Many companies are being proactive, reasoning that it is healthy for both the environment and business. Indeed, the pressure to address global warming has influenced the public and private sectors to come up with solutions — not just feel-good ideas but ones that cut emissions using the latest technologies and market-based strategies.
"This is one milestone in our long-term strategy to help create a business environment where renewable energy is more economically feasible and therefore, the choice alternative for individuals and businesses," says Marty Sedler, director of global utilities for Intel in Arizona. In the case of Intel, it has made the largest single voluntary purchase of renewable energy credits ever, representing 1.3 million megawatt-hours (MWh) of electricity. This transaction is like taking 185,000 passenger vehicles per year off the road. Or, stated differently, the company has purchased enough electricity to power more than 130,000 average American homes annually, all according to the U.S. Environmental Protection Agency.
A study by EcoSecurities and ClimateBiz surveyed 65 multinational corporations and found that 43 percent of them had already implemented an existing carbon management strategy, with another 34 percent of those organizations saying that they are in the process of developing one. When asked what types of carbon offsets they preferred, nearly all of them said such energy efficiency measures as insulation and changing light bulbs are the easiest to implement. They also referenced the buying of renewable energy and the capping of landfill projects.
Taking steps to become more energy efficient is one way to reduce carbon footprints. Buying carbon offsets and renewable energy credits is another. The goal is to make drastic cuts in heat-trapping emissions. Businesses could choose, for instance, to place a tent over their landfills and then funnel their methane emissions to a central outlet.
Companies such as New York-based Hess Corp. are then selling credits to those commercial and industrial companies that want to participate.
But a challenge that Hess and others now face is verifying the authenticity of the credits that they sell. In other words, buyers must not only be able to accurately measure and value their carbon emissions but they also need to know that their credits are being dedicated solely to their operations — and not recycled back into the marketplace.
To this end, the businesses that buy and sell emissions credits can have their enterprises given the stamp of approval by outside auditors. Consider Hess, which calculates its customers' carbon emissions and then purchases the necessary offsets: Its offering has met the standards set by the Center for Resource Solution's Green-e program that vouches for the credits it offers.
According to the center, the growth in the voluntary credits market is a strong indication that electricity consumers want more of their power to be generated by renewable energy and that they are willing to pay a small premium for such guarantees. The purchase of certified credits and offsets further stimulates this market, it adds, ensuring that more green energy projects get built.

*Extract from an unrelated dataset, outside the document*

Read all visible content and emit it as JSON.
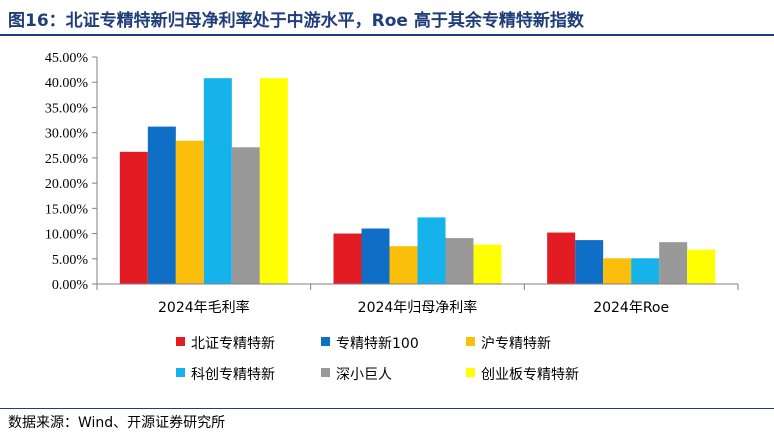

The center estimates that compliance markets account for two-thirds of the credits sold while voluntary ones make up the rest. Of that voluntary segment, it says that it validates about 60 percent of the credits sold. Altogether, it says that roughly 260,000 residential customers and 10,000 commercial customers across the United States and Canada purchased Green-e Energy Certified renewable energy.
While Intel topped the list this year, PepsiCo was the biggest patron of renewable energy certificates in 2007, the EPA says. It had a total purchase of over 1.1 million MWh, representing 100 percent of its total electricity use.
"Our mantra is transparency," says Jeff Swenerton, communications director for the Center for Resource Solutions in San Francisco. "We make sure utilities as well as carbon offset providers and the independent renewable energy credit sellers open up their books to independent auditors. We monitor the chain of custody for these offsets and certificates until they get to customers. They are then retired. Customers rely on us to ensure they are getting what they have paid for."
With pressure mounting to do something, other companies such as Cisco, DuPont, Honda, Johnson & Johnson, Kodak and Wells Fargo are keeping tabs on their emissions and are promising to make significant cuts in them. All are part of EPA's effort to cut greenhouse gas emissions. To succeed, the agency says that they are using a combination of renewable energy certificates, on-site generation and utility green power products.
U.S.-based businesses are leading the charge in the effort to curb heat-trapping emissions. Through the use of offsets and credits, many of them are facilitating the use of green energy and thereby reducing the nation's carbon footprint. In the process, they are endearing themselves to the broader public and perhaps to state and federal agencies that may soon mandate cuts in greenhouse gases.